Dose and frequency of administration. In the treatment of children with OI with intravenous pamidronate, most clinicians utilise a regime developed in Montreal of three infusions on consecutive days, with smaller but more frequent doses being used in younger children.43 However, other dosage regimes varying from monthly to six monthly regimes have been used in OI and other conditions. Therefore further research to identify the lowest effective dose and treatment frequency is indicated.
Role of other bisphosphonates. There are now a variety of different bisphosphonates that are available for clinical use which vary significantly in their potency. For example, ibadronate and zoledronate, which are administered intravenously, have potencies that are 10 and 100 times that of pamidronate. Zoledronate is currently being investigated in an international study in children with OI; if shown to be effective and free of significant adverse effects, it will have the advantage that it can be administered over 30 minutes as a single infusion every three months, thus reducing the need for hospital admission. There have been some preliminary studies examining the efficacy of oral bisphosphonates and further studies are indicated, including a comparison of an oral to an intravenous bisphosphonate.

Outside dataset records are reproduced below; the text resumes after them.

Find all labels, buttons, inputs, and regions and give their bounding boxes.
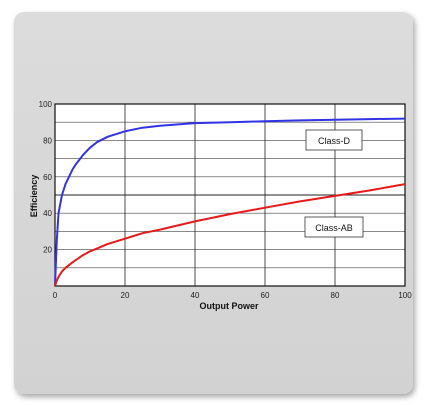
y-tick-label: 80 <box>43 136 52 145</box>
y-tick-label: 60 <box>43 173 52 182</box>
series-line-class-d <box>54 117 406 287</box>
y-tick-labels: 20 40 60 80 100 <box>39 100 53 255</box>
series-label-class-d: Class-D <box>305 129 363 151</box>
x-tick-label: 40 <box>191 291 200 300</box>
y-tick-label: 100 <box>39 100 53 109</box>
y-tick-label: 20 <box>43 246 52 255</box>
x-tick-label: 100 <box>398 291 412 300</box>
series-label-class-d-text: Class-D <box>318 136 351 146</box>
grid <box>54 103 406 287</box>
x-tick-label: 80 <box>331 291 340 300</box>
y-tick-label: 40 <box>43 209 52 218</box>
y-axis-title: Efficiency <box>29 175 39 218</box>
plot-border <box>54 103 406 287</box>
x-tick-label: 60 <box>261 291 270 300</box>
x-axis-title: Output Power <box>200 301 259 311</box>
x-tick-label: 20 <box>121 291 130 300</box>
x-tick-label: 0 <box>53 291 58 300</box>
series-label-class-ab: Class-AB <box>304 216 364 238</box>
x-tick-labels: 0 20 40 60 80 100 <box>53 291 412 300</box>
series-label-class-ab-text: Class-AB <box>315 223 353 233</box>
series-lines <box>54 117 406 287</box>
series-line-class-ab <box>54 183 406 287</box>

Use as prophylaxis. The majority of current usage in children is for conditions with significant clinical effects, for example, fractures in OI and bone pain in fibrous dysplasia. We are aware of them being administered prophylactically in conditions where a child has been identified as having a low bone density in the absence of fractures, and it has been felt important by the clinician responsible to offer treatment. However, in many of these conditions there is currently a lack of good evidence that the low bone density leads to an increased fracture frequency in the short or long term, and such studies are necessary to justify the use of prophylactic treatment. One condition where there is a high prevalence of abnormal bone density and fractures is juvenile idiopathic arthritis. A multicentre study in the UK is due to commence, which will examine the prophylactic use of a bisphosphonate. In many conditions where abnormal bone density has been identified, there is a need to understand the aetiology, as such knowledge may lead to alternative methods of prevention and treatment; for example, the role of hypogonadism in thalassaemia and the importance of appropriate sex steroid replacement in this group.44
WHO SHOULD BE TREATING AND MONITORING PATIENTS?

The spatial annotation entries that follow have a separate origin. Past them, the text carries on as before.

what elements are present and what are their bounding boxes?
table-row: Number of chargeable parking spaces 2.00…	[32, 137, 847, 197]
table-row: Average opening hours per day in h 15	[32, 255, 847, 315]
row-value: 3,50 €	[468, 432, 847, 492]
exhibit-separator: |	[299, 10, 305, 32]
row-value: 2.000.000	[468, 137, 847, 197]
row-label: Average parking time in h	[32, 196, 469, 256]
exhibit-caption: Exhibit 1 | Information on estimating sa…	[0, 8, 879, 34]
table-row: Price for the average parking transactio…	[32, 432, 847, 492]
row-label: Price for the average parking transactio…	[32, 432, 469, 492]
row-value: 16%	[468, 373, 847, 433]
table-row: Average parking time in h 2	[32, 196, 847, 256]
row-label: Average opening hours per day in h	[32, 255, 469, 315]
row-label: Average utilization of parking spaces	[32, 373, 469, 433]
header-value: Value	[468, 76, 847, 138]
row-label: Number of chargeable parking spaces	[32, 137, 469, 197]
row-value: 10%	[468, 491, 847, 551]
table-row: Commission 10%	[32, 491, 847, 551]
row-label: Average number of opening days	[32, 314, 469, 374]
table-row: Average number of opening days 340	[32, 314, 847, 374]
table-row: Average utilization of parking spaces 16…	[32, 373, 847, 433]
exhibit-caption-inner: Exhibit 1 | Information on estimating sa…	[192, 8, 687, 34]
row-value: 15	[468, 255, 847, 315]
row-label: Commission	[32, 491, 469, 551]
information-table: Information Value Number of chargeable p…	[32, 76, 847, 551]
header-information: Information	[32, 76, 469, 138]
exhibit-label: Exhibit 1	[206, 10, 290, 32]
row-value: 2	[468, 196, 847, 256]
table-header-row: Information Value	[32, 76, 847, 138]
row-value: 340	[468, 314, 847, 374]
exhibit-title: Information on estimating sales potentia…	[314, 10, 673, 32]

The availability of bisphosphonates is undoubtedly a significant advance in the therapeutic armamentarium for bone disease in children. However, the case report of bisphosphonate induced osteopetrosis40 illustrates the potential risks of misinterpretation of clinical information and the inappropriate use of a bisphosphonate. Such a case is unlikely to be isolated. The availability of bone densitometry for children leads to the identification of many children with chronic disease who have abnormal results, leading to a temptation for the clinician to administer treatment with a bisphosphonate. The potential pitfalls in the use of bone densitometry in children are not widely appreciated,45 and incorrect interpretation may lead to misdiagnosis of abnormal bone density. The management of osteoporosis and related bone disorders in children is an evolving discipline with few clear guidelines to date. In view of these issues we would support the view that bisphosphonate therapy should be used only in the context of a well run clinical programme with specialist knowledge in the management of bone disease in children.46
Competing interests: NJS and NJB have received funding from Novartis and the Arthritism & Rheumatism Council for studies of bisphosphonates in osteogenesis imperfecta. NJB has acted as an independent consultant for Proctor & Gamble.